The University of Basel, in contrast, is working to increase the share of female professors without university-wide targets, according to its secretary general Stefano Nigsch. Nigsch explains that the university does stipulate that if a male and female candidate are judged by the hiring committee to be equally strong, then the woman should be offered the job first. But he says that gender is not a selection criterion “in itself”.
Galli says the same is true at EPFL, where a candidate’s qualities “are above gender”, but where a preference is given to a female candidate in the unusual event of a tie. Moreover, he adds that professors on the committee communicate to their contacts in other universities that the position is open. “This is one way to get more quality candidates in general”, he says, “and also to get more women to apply”.
Such political or strategic considerations are generally less important when it comes to promotions, according to Loprieno. Deciding whether or not an assistant professor is made an associate professor – a permanent position – after around five years also involves setting up a committee. But that committee’s make-up and decisions are unlikely to be changed from above. “I don’t know of a case where faculty has recommended someone and the university leadership has said no”, says Loprieno.

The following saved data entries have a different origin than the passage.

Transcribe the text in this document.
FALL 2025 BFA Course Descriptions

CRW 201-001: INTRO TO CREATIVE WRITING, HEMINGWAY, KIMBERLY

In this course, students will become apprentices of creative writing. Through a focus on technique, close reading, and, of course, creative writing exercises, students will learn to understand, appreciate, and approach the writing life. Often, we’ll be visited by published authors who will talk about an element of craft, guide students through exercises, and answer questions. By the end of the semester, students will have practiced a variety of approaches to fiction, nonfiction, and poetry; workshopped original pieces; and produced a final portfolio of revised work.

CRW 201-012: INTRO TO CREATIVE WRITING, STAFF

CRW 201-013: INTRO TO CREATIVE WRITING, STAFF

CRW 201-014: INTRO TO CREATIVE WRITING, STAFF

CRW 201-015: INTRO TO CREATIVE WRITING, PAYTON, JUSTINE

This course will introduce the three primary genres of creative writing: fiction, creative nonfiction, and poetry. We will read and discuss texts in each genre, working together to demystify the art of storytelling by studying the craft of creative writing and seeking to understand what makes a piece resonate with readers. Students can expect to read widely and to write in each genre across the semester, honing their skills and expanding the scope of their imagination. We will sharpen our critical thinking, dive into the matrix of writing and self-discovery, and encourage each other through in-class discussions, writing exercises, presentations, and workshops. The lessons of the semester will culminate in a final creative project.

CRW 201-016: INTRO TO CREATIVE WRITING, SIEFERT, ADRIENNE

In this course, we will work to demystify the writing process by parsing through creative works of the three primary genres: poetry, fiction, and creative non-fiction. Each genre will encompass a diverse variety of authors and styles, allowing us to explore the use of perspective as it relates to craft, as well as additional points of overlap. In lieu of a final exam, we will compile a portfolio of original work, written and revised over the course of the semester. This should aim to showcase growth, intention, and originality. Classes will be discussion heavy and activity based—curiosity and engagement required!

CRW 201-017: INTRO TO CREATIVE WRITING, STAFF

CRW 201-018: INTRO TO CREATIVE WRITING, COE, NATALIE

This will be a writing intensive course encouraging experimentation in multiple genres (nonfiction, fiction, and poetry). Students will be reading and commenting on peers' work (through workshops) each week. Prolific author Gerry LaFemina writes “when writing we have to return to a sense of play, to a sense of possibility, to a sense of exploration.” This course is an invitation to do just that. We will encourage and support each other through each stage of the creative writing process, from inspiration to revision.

However, even in the case of external appointments, university management tends to limit its interventions. At Basel, Nigsch says that the president’s board checks that hiring committees avoid conflicts of interest, include student opinions and following diversity regulations, for example. But he says it is quite rare that any committee members are changed as a result, just as it is unusual for the board to veto the faculty’s preferred choice of candidate. “It is a very field-specific job to choose the right person for the professorship, and the competence is in the faculty”, he says.
The situation is similar at EPFL, according to Galli, who says that the vice-president (the provost) approves the composition of committees as long as guidelines have been followed. And while not having precise figures at hand, he estimates that presidential vetoes of candidates occur just “once a year on average”. Besides shaping the usual competitive hiring process, university management can also work together with faculties in appointing accomplished senior professors directly. Such appointments tend to be fairly few and far between, with Galli estimating that EPFL has used it to hire just three new professors out of a total of 68 since 2021, one of whom was the mathematician and Fields Medal winner Martin Hairer. Loprieno adds that this mechanism tends to be used in the more globalised natural and life sciences, rather than in the more conservative humanities and social sciences.
But given hiring is quite complex and multifaceted, does it not risk becoming opaque and therefore suspect? Loprieno doesn’t think so. He argues it is important that universities are candid about the process they use, not the specifics of individual cases. He maintains that “transparency is often a word used by those unhappy with the results, not the procedures”, and that the quality of new professors has in any case remained high in recent years. “They might not be the person who would have been appointed 25 years ago based purely on a list of publications”, he says, “but an ignoramus? I don’t think so”.